Vol.13 新・農業人フェアからわかる新規就農希望者の傾向

この記事はに専門家 によって監修されました。

執筆者: ドリームゲート事務局
2回に渡ってお届けしてきた"新・農業人フェア"。今回人気のあった窓口は、新規就農総合窓口でした。今回は、新規就農希望者の傾向について感じたことをお伝えします。

新規就農の総合的な窓口の一本化が必要

 今回のフェアにおいて、もっとも人気のあったのは、主催者側が用意したと思われる新規就農総合窓口だった。
総合窓口には、開場時から長蛇の列ができていた。その列に並んでいるのは、若い男女が中心。男女のカップルも以外に多かった。そこでその列に並んでいる数人に話を聞いてみると、自分の考えていることとやりたいことが、どの土地にふさわしいのか。現実的に考えれば、住居探しはどう進めるのかなど、具体的な質問が多かった。

 しかしながら全員が全員、現実的な一歩を踏み出すためのサポートを求めているのではないと感じたことも否めない。昨今のロハスや田舎暮らしブームのなか、ビジネスとしての新規就農ではなく、趣味としての農業を求めているという声もある。そのような趣旨の参加者も多数参加していたことを踏まえると、田舎暮らし用の専門ブースの必要性ではないだろうか。

 

新規就農とインターネットの関係

 新規就農を目指す人たちが最初にとる行動といえば、情報収集。その情報収集で多く使われているのがインターネットだと言われている。インターネット世界においては、検索エンジンなどを利用することによって、膨大な情報量のなかから情報を細分化することができるのが、その大きな魅力であると考えられているからだ。

そんなインターネット世界において、「就農」というキーワードの人気はどのようなものなのだろうか。以下は、yahoo!・ google・LiveSearchという日本でよく使われる検索エンジンにおいて、特定の月間で検索された検索ワードと検索数を調べた結果だ。(提供:SEMリサーチ/調査月2007年4月)

検索キーワード 月間検索件数
(予測値)
就農 2,658
新規就農 2,596
就農支援 678
新規就農相談センター 466
認定就農者 380
新規就農者 368
新規就農 田舎暮らし 292
就農支援 資金 252
定年 就農 134
農業新規 研修 100
就農支援 制度 90

 

[参考]

 

農業 求人 3,462
農業 研修 2,122
農業 経営 1,750
田舎暮らし 196,636
LOHAS 17,982
ロハス 98,474

 

 これらの情報を分析してみると、新規就農の「相談」は約550ポイント、新規就農の「支援」が約1500ポイント、そのうち「資金」に関してが約500ポイントとなる。なお上記のポイントは、月間で「就農」というキーワードを検索する全検索数を15,000ポイントに設定した場合のポイントである。あくまでも参考までの数値として捉えていただきたい。

 

 

新規就農フェアに期待したいこと

インターネットという限られた世界で新規就農を考えてみると、いろいろと面白いことがわかる。
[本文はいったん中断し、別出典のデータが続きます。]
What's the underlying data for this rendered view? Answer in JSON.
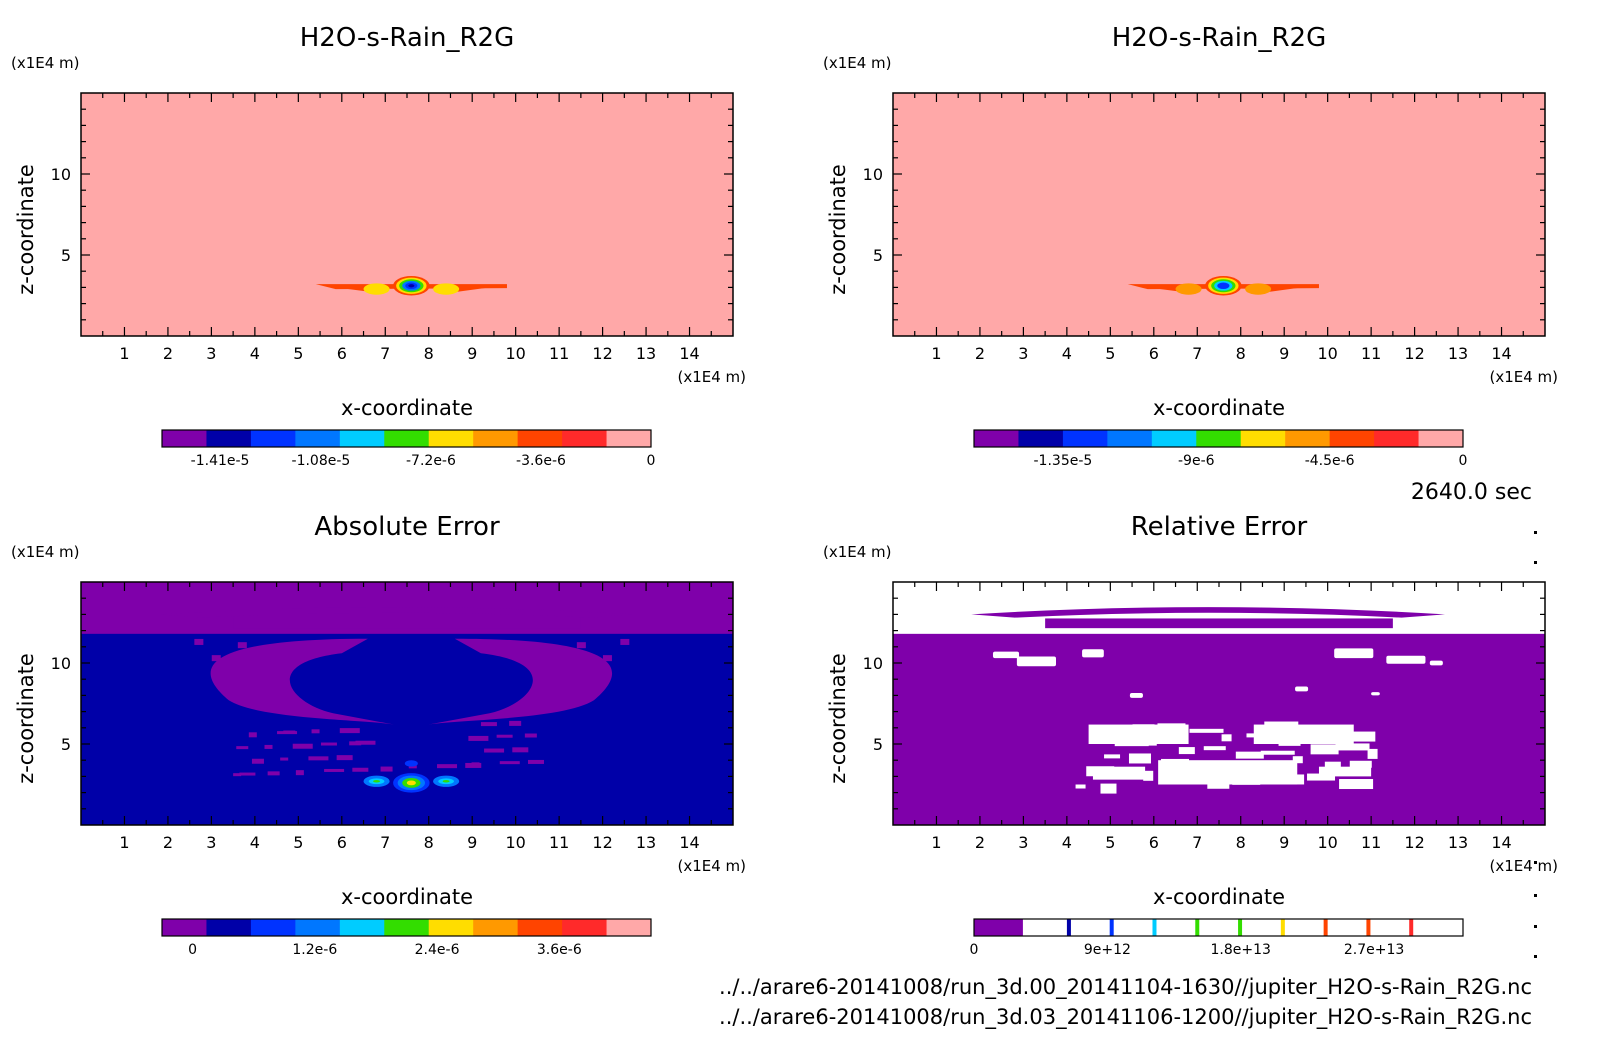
{
  "colors": {
    "purple": "#7f00aa",
    "navy": "#0000a8",
    "blue": "#0033ff",
    "azure": "#0077ff",
    "cyan": "#00ccff",
    "green": "#33dd00",
    "yellow": "#ffdd00",
    "orange": "#ff9900",
    "red_orange": "#ff4400",
    "red": "#ff2a2a",
    "pink": "#ffa8a8",
    "white": "#ffffff"
  },
  "timestamp": "2640.0 sec",
  "source_files": [
    "../../arare6-20141008/run_3d.00_20141104-1630//jupiter_H2O-s-Rain_R2G.nc",
    "../../arare6-20141008/run_3d.03_20141106-1200//jupiter_H2O-s-Rain_R2G.nc"
  ],
  "chart_data": [
    {
      "type": "heatmap",
      "title": "H2O-s-Rain_R2G",
      "xlabel": "x-coordinate",
      "ylabel": "z-coordinate",
      "x_unit": "(x1E4 m)",
      "y_unit": "(x1E4 m)",
      "xlim": [
        0,
        15
      ],
      "ylim": [
        0,
        15
      ],
      "x_ticks": [
        1,
        2,
        3,
        4,
        5,
        6,
        7,
        8,
        9,
        10,
        11,
        12,
        13,
        14
      ],
      "y_ticks": [
        5,
        10
      ],
      "background_value": 0,
      "features": [
        {
          "kind": "band",
          "x": [
            5.4,
            9.8
          ],
          "z": 3.2,
          "value": -3.6e-06
        },
        {
          "kind": "blob",
          "x": 6.8,
          "z": 2.9,
          "value": -6e-06
        },
        {
          "kind": "blob",
          "x": 8.4,
          "z": 2.9,
          "value": -6e-06
        },
        {
          "kind": "core",
          "x": 7.6,
          "z": 3.1,
          "value": -1.41e-05
        }
      ],
      "colorbar": {
        "colors": [
          "#7f00aa",
          "#0000a8",
          "#0033ff",
          "#0077ff",
          "#00ccff",
          "#33dd00",
          "#ffdd00",
          "#ff9900",
          "#ff4400",
          "#ff2a2a",
          "#ffa8a8"
        ],
        "tick_labels": [
          "-1.41e-5",
          "-1.08e-5",
          "-7.2e-6",
          "-3.6e-6",
          "0"
        ],
        "tick_values": [
          -1.41e-05,
          -1.08e-05,
          -7.2e-06,
          -3.6e-06,
          0
        ],
        "range": [
          -1.6e-05,
          0
        ]
      }
    },
    {
      "type": "heatmap",
      "title": "H2O-s-Rain_R2G",
      "xlabel": "x-coordinate",
      "ylabel": "z-coordinate",
      "x_unit": "(x1E4 m)",
      "y_unit": "(x1E4 m)",
      "xlim": [
        0,
        15
      ],
      "ylim": [
        0,
        15
      ],
      "x_ticks": [
        1,
        2,
        3,
        4,
        5,
        6,
        7,
        8,
        9,
        10,
        11,
        12,
        13,
        14
      ],
      "y_ticks": [
        5,
        10
      ],
      "background_value": 0,
      "features": [
        {
          "kind": "band",
          "x": [
            5.4,
            9.8
          ],
          "z": 3.2,
          "value": -3.6e-06
        },
        {
          "kind": "blob",
          "x": 6.8,
          "z": 2.9,
          "value": -6e-06
        },
        {
          "kind": "blob",
          "x": 8.4,
          "z": 2.9,
          "value": -6e-06
        },
        {
          "kind": "core",
          "x": 7.6,
          "z": 3.1,
          "value": -1.35e-05
        }
      ],
      "colorbar": {
        "colors": [
          "#7f00aa",
          "#0000a8",
          "#0033ff",
          "#0077ff",
          "#00ccff",
          "#33dd00",
          "#ffdd00",
          "#ff9900",
          "#ff4400",
          "#ff2a2a",
          "#ffa8a8"
        ],
        "tick_labels": [
          "-1.35e-5",
          "-9e-6",
          "-4.5e-6",
          "0"
        ],
        "tick_values": [
          -1.35e-05,
          -9e-06,
          -4.5e-06,
          0
        ],
        "range": [
          -1.65e-05,
          0
        ]
      }
    },
    {
      "type": "heatmap",
      "title": "Absolute Error",
      "xlabel": "x-coordinate",
      "ylabel": "z-coordinate",
      "x_unit": "(x1E4 m)",
      "y_unit": "(x1E4 m)",
      "xlim": [
        0,
        15
      ],
      "ylim": [
        0,
        15
      ],
      "x_ticks": [
        1,
        2,
        3,
        4,
        5,
        6,
        7,
        8,
        9,
        10,
        11,
        12,
        13,
        14
      ],
      "y_ticks": [
        5,
        10
      ],
      "background_value": 3e-07,
      "features": [
        {
          "kind": "top_layer",
          "z_min": 11.8,
          "value": 0
        },
        {
          "kind": "arc",
          "x": [
            1.8,
            12.7
          ],
          "z": 13.0,
          "value": 0
        },
        {
          "kind": "wing_left",
          "x": [
            2.6,
            6.6
          ],
          "z": [
            6.5,
            11.5
          ],
          "value": 0
        },
        {
          "kind": "wing_right",
          "x": [
            8.6,
            12.6
          ],
          "z": [
            6.5,
            11.5
          ],
          "value": 0
        },
        {
          "kind": "speckle",
          "x": [
            3.5,
            10.5
          ],
          "z": [
            3.2,
            6.5
          ],
          "value": 0
        },
        {
          "kind": "blob",
          "x": 6.8,
          "z": 2.7,
          "value": 1.2e-06
        },
        {
          "kind": "blob",
          "x": 8.4,
          "z": 2.7,
          "value": 1.2e-06
        },
        {
          "kind": "core",
          "x": 7.6,
          "z": 2.6,
          "value": 2.4e-06
        }
      ],
      "colorbar": {
        "colors": [
          "#7f00aa",
          "#0000a8",
          "#0033ff",
          "#0077ff",
          "#00ccff",
          "#33dd00",
          "#ffdd00",
          "#ff9900",
          "#ff4400",
          "#ff2a2a",
          "#ffa8a8"
        ],
        "tick_labels": [
          "0",
          "1.2e-6",
          "2.4e-6",
          "3.6e-6"
        ],
        "tick_values": [
          0,
          1.2e-06,
          2.4e-06,
          3.6e-06
        ],
        "range": [
          -3e-07,
          4.5e-06
        ]
      }
    },
    {
      "type": "heatmap",
      "title": "Relative Error",
      "xlabel": "x-coordinate",
      "ylabel": "z-coordinate",
      "x_unit": "(x1E4 m)",
      "y_unit": "(x1E4 m)",
      "xlim": [
        0,
        15
      ],
      "ylim": [
        0,
        15
      ],
      "x_ticks": [
        1,
        2,
        3,
        4,
        5,
        6,
        7,
        8,
        9,
        10,
        11,
        12,
        13,
        14
      ],
      "y_ticks": [
        5,
        10
      ],
      "background_value": 0,
      "features": [
        {
          "kind": "top_layer",
          "z_min": 11.8,
          "value": "undefined"
        },
        {
          "kind": "arc",
          "x": [
            1.8,
            12.7
          ],
          "z": 13.0,
          "value": 0
        },
        {
          "kind": "holes",
          "x": [
            2.5,
            12.8
          ],
          "z": [
            9.5,
            11.2
          ],
          "value": "undefined"
        },
        {
          "kind": "lattice",
          "x": [
            4.2,
            11.0
          ],
          "z": [
            2.5,
            6.5
          ],
          "value": "undefined"
        }
      ],
      "colorbar": {
        "colors": [
          "#7f00aa",
          "#ffffff"
        ],
        "marks": [
          "#0000a8",
          "#0033ff",
          "#00ccff",
          "#33dd00",
          "#33dd00",
          "#ffdd00",
          "#ff4400",
          "#ff4400",
          "#ff2a2a"
        ],
        "tick_labels": [
          "0",
          "9e+12",
          "1.8e+13",
          "2.7e+13"
        ],
        "tick_values": [
          0,
          9000000000000.0,
          18000000000000.0,
          27000000000000.0
        ],
        "range": [
          0,
          33000000000000.0
        ]
      }
    }
  ]
}
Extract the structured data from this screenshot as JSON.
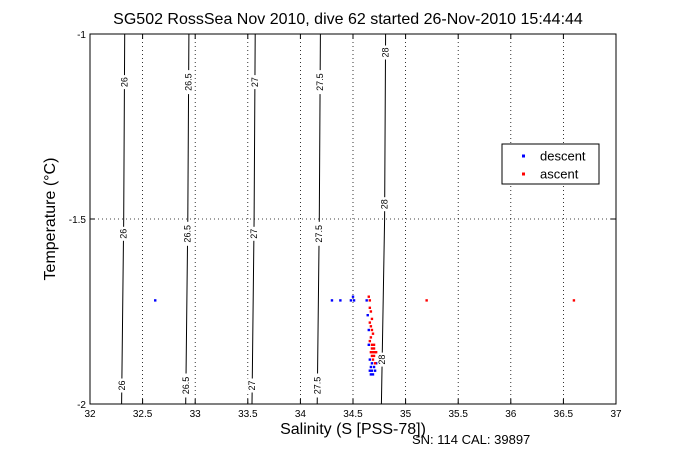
{
  "chart_data": {
    "type": "scatter",
    "title": "SG502 RossSea Nov 2010, dive 62 started 26-Nov-2010 15:44:44",
    "xlabel": "Salinity (S [PSS-78])",
    "ylabel": "Temperature (°C)",
    "xlim": [
      32,
      37
    ],
    "ylim": [
      -2,
      -1
    ],
    "xticks": [
      "32",
      "32.5",
      "33",
      "33.5",
      "34",
      "34.5",
      "35",
      "35.5",
      "36",
      "36.5",
      "37"
    ],
    "yticks": [
      "-2",
      "-1.5",
      "-1"
    ],
    "grid": true,
    "legend_position": "right",
    "footer": "SN: 114  CAL: 39897",
    "contours": [
      {
        "label": "26",
        "points": [
          [
            32.33,
            -1
          ],
          [
            32.32,
            -1.5
          ],
          [
            32.3,
            -2
          ]
        ],
        "label_at": [
          -1.13,
          -1.54,
          -1.95
        ]
      },
      {
        "label": "26.5",
        "points": [
          [
            32.94,
            -1
          ],
          [
            32.93,
            -1.5
          ],
          [
            32.91,
            -2
          ]
        ],
        "label_at": [
          -1.13,
          -1.54,
          -1.95
        ]
      },
      {
        "label": "27",
        "points": [
          [
            33.57,
            -1
          ],
          [
            33.56,
            -1.5
          ],
          [
            33.54,
            -2
          ]
        ],
        "label_at": [
          -1.13,
          -1.54,
          -1.95
        ]
      },
      {
        "label": "27.5",
        "points": [
          [
            34.19,
            -1
          ],
          [
            34.18,
            -1.5
          ],
          [
            34.16,
            -2
          ]
        ],
        "label_at": [
          -1.13,
          -1.54,
          -1.95
        ]
      },
      {
        "label": "28",
        "points": [
          [
            34.81,
            -1
          ],
          [
            34.8,
            -1.5
          ],
          [
            34.77,
            -2
          ]
        ],
        "label_at": [
          -1.05,
          -1.46,
          -1.88
        ]
      }
    ],
    "series": [
      {
        "name": "descent",
        "color": "#0000ff",
        "x": [
          32.62,
          34.3,
          34.38,
          34.48,
          34.5,
          34.51,
          34.63,
          34.64,
          34.65,
          34.65,
          34.66,
          34.66,
          34.67,
          34.67,
          34.68,
          34.68,
          34.69,
          34.7,
          34.71,
          34.72
        ],
        "y": [
          -1.72,
          -1.72,
          -1.72,
          -1.72,
          -1.71,
          -1.72,
          -1.72,
          -1.76,
          -1.8,
          -1.84,
          -1.88,
          -1.91,
          -1.92,
          -1.9,
          -1.89,
          -1.91,
          -1.92,
          -1.9,
          -1.91,
          -1.89
        ]
      },
      {
        "name": "ascent",
        "color": "#ff0000",
        "x": [
          34.65,
          34.66,
          34.66,
          34.67,
          34.68,
          34.66,
          34.67,
          34.68,
          34.69,
          34.67,
          34.66,
          34.68,
          34.7,
          34.68,
          34.67,
          34.69,
          34.7,
          34.71,
          34.68,
          34.69,
          34.7,
          34.72,
          34.71,
          35.2,
          36.6
        ],
        "y": [
          -1.71,
          -1.72,
          -1.74,
          -1.75,
          -1.77,
          -1.78,
          -1.79,
          -1.8,
          -1.81,
          -1.82,
          -1.83,
          -1.84,
          -1.84,
          -1.85,
          -1.86,
          -1.86,
          -1.85,
          -1.86,
          -1.87,
          -1.88,
          -1.87,
          -1.86,
          -1.89,
          -1.72,
          -1.72
        ]
      }
    ]
  }
}
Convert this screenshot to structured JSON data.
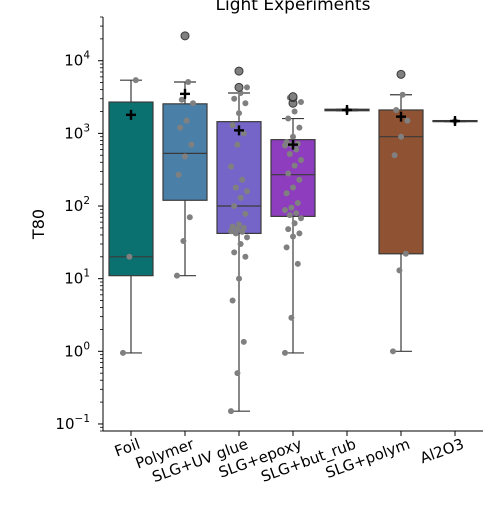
{
  "chart_data": {
    "type": "box",
    "title": "Light Experiments",
    "xlabel": "",
    "ylabel": "T80",
    "yscale": "log",
    "ylim": [
      0.08,
      40000
    ],
    "yticks": [
      {
        "value": 0.1,
        "base": "10",
        "exp": "−1"
      },
      {
        "value": 1,
        "base": "10",
        "exp": "0"
      },
      {
        "value": 10,
        "base": "10",
        "exp": "1"
      },
      {
        "value": 100,
        "base": "10",
        "exp": "2"
      },
      {
        "value": 1000,
        "base": "10",
        "exp": "3"
      },
      {
        "value": 10000,
        "base": "10",
        "exp": "4"
      }
    ],
    "categories": [
      "Foil",
      "Polymer",
      "SLG+UV glue",
      "SLG+epoxy",
      "SLG+but_rub",
      "SLG+polym",
      "Al2O3"
    ],
    "colors": [
      "#0b7070",
      "#4a7fa7",
      "#7565c9",
      "#8d3dbd",
      "#8c4fa3",
      "#8f5232",
      "#7a6f65"
    ],
    "point_color": "#808080",
    "mean_marker": "+",
    "boxes": [
      {
        "q1": 11,
        "median": 20,
        "q3": 2700,
        "whisker_low": 0.95,
        "whisker_high": 5400,
        "mean": 1800,
        "outliers": [],
        "points": [
          0.95,
          20,
          5400
        ]
      },
      {
        "q1": 120,
        "median": 530,
        "q3": 2550,
        "whisker_low": 11,
        "whisker_high": 5100,
        "mean": 3500,
        "outliers": [
          22000
        ],
        "points": [
          11,
          33,
          70,
          270,
          480,
          700,
          1200,
          1500,
          2600,
          2900,
          5100
        ]
      },
      {
        "q1": 42,
        "median": 100,
        "q3": 1450,
        "whisker_low": 0.15,
        "whisker_high": 3600,
        "mean": 1100,
        "outliers": [
          4300,
          7200
        ],
        "points": [
          0.15,
          0.5,
          1.35,
          5,
          10,
          20,
          23,
          30,
          37,
          42,
          44,
          45,
          48,
          50,
          52,
          56,
          78,
          100,
          130,
          160,
          180,
          230,
          350,
          700,
          1000,
          1300,
          1900,
          2600,
          3000,
          3600,
          4300
        ]
      },
      {
        "q1": 72,
        "median": 270,
        "q3": 820,
        "whisker_low": 0.95,
        "whisker_high": 1600,
        "mean": 700,
        "outliers": [
          2600,
          3100,
          3200
        ],
        "points": [
          0.95,
          2.9,
          16,
          27,
          38,
          42,
          48,
          58,
          68,
          75,
          80,
          88,
          95,
          110,
          150,
          180,
          230,
          280,
          360,
          430,
          520,
          600,
          680,
          700,
          720,
          760,
          900,
          1200,
          1600,
          2000,
          2700,
          3100
        ]
      },
      {
        "q1": 2050,
        "median": 2100,
        "q3": 2150,
        "whisker_low": 2050,
        "whisker_high": 2150,
        "mean": 2100,
        "outliers": [],
        "points": [
          2100
        ]
      },
      {
        "q1": 22,
        "median": 900,
        "q3": 2100,
        "whisker_low": 1,
        "whisker_high": 3400,
        "mean": 1700,
        "outliers": [
          6500
        ],
        "points": [
          1,
          13,
          22,
          500,
          900,
          1500,
          2100,
          3400
        ]
      },
      {
        "q1": 1450,
        "median": 1480,
        "q3": 1500,
        "whisker_low": 1450,
        "whisker_high": 1500,
        "mean": 1480,
        "outliers": [],
        "points": [
          1480
        ]
      }
    ]
  }
}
インターネットというと、若年層にしか普及していないように思われがちだが、それは断言できないこともわかる。「定年退職」や「団塊世代就農」など、検索者の年齢を特定させるようなキーワードも500ポイント以上を得ており、検索数も上位に食い込んでいる。団塊の世代が退職を迎える今後、ますます検索数は増えそうだ。

インターネットをマーケティングや広報の一環として捉えるならば、就農のための説明会やセミナーの名称もひねりを加えたい。例えば、○○県の新規就農セミナーであれば、「○○県新規就農と田舎暮らしセミナー」などの名称に変更することや、それらの就農情報だけではなく、物件情報や農地情報、研修情報も付け加えたい。この裏づけとして、「就農物件」や「就農 農地」など、すでに就農を心に決めている検索者が欲しい情報は、物件や農地に関する情報であることを意味しているのだ。

これらの総合的なセミナーの実現には、各都道府県などが"ヨコのツナガリ"を強化することが必要となるが、「移住者を増やしたい」と考えるならば、新規就農したい人の目線に立った企画が開催されることが願われるだろう。